The clip, posted on Twitter by journalist Dalal Mawad on Saturday morning, shows bodyguards for Hariri — who is Lebanese prime minister-designate Saad Hariri’s cousin and the secretary general of the Future Movement — at Gavi Italian restaurant in the downtown part of the Lebanese capital.

Protesters who, according to Mawad, objected to Hariri’s presence at the restaurant, chanted and motioned toward Hariri before being hit and pushed away by security guards. One of the people being hit in the clip appears to be a woman.

The incident follows a string of recent cases of protesters confronting politicians at restaurants and cafes in Lebanon.

A Twitter user with the username UsamalbnMunqid said: “The whole Lebanese political elite needs to be jailed whether it is Hariri, Aoun, Berri and many more.”

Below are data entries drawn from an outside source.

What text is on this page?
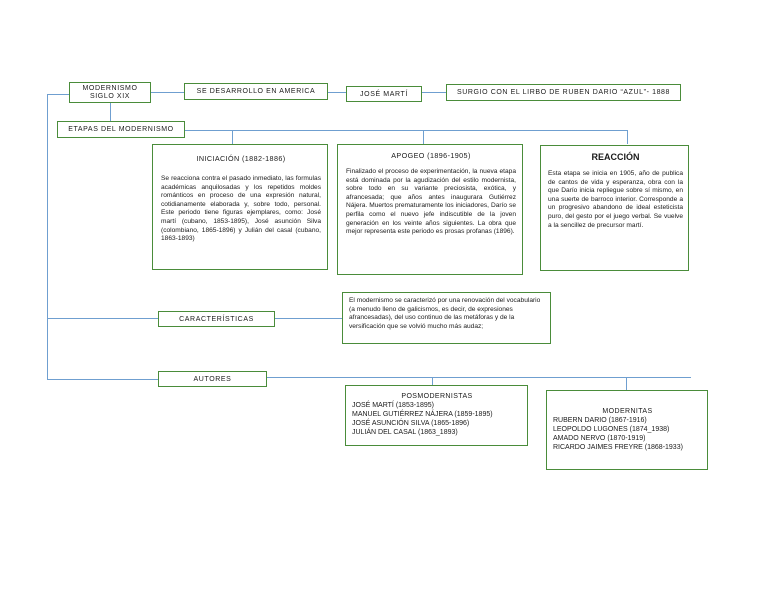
MODERNISMO
SIGLO XIX
SE DESARROLLO EN AMERICA	JOSÉ MARTÍ	SURGIO CON EL LIRBO DE RUBEN DARIO “AZUL”- 1888
ETAPAS DEL MODERNISMO
INICIACIÓN (1882-1886)
Se reacciona contra el pasado inmediato, las formulas académicas anquilosadas y los repetidos moldes románticos en proceso de una expresión natural, cotidianamente elaborada y, sobre todo, personal. Este periodo tiene figuras ejemplares, como: José martí (cubano, 1853-1895), José asunción Silva (colombiano, 1865-1896) y Julián del casal (cubano, 1863-1893)
APOGEO (1896-1905)
Finalizado el proceso de experimentación, la nueva etapa está dominada por la agudización del estilo modernista, sobre todo en su variante preciosista, exótica, y afrancesada; que años antes inaugurara Gutiérrez Nájera. Muertos prematuramente los iniciadores, Darío se perfila como el nuevo jefe indiscutible de la joven generación en los veinte años siguientes. La obra que mejor representa este periodo es prosas profanas (1896).
REACCIÓN
Esta etapa se inicia en 1905, año de publica de cantos de vida y esperanza, obra con la que Darío inicia repliegue sobre sí mismo, en una suerte de barroco interior. Corresponde a un progresivo abandono de ideal esteticista puro, del gesto por el juego verbal. Se vuelve a la sencillez de precursor martí.
CARACTERÍSTICAS
El modernismo se caracterizó por una renovación del vocabulario (a menudo lleno de galicismos, es decir, de expresiones afrancesadas), del uso continuo de las metáforas y de la versificación que se volvió mucho más audaz;
AUTORES
POSMODERNISTAS
JOSÉ MARTÍ (1853-1895)
MANUEL GUTIÉRREZ NÁJERA (1859-1895)
JOSÉ ASUNCIÓN SILVA (1865-1896)
JULIÁN DEL CASAL (1863_1893)
MODERNITAS
RUBERN DARIO (1867-1916)
LEOPOLDO LUGONES (1874_1938)
AMADO NERVO (1870-1919)
RICARDO JAIMES FREYRE (1868-1933)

Another, going by the name of Rima Tarabay, asked if the people being hit were offered any apology, while another called the footage “disgusting.”

Hariri took to Twitter himself on Saturday to apologize, saying: “What happened yesterday between one of my companions and a young woman from among a group that I was talking to amicably has distorted this meeting. I personally take responsibility and emphasise that nothing replaces dialogue.

“All respect for the group of youth and apologies for every offense caused.”

Lebanon has seen protests against the country’s government since October 2019, exacerbated by the perceived failings of the political elite for their inaction leading up to the Aug. 4 explosions in Beirut, which killed more than 200 people and wounded thousands.

On Thursday, Lebanon’s caretaker prime minister Hassan Diab — often a target of protesters’ ire — and three former ministers were charged with negligence over the explosion.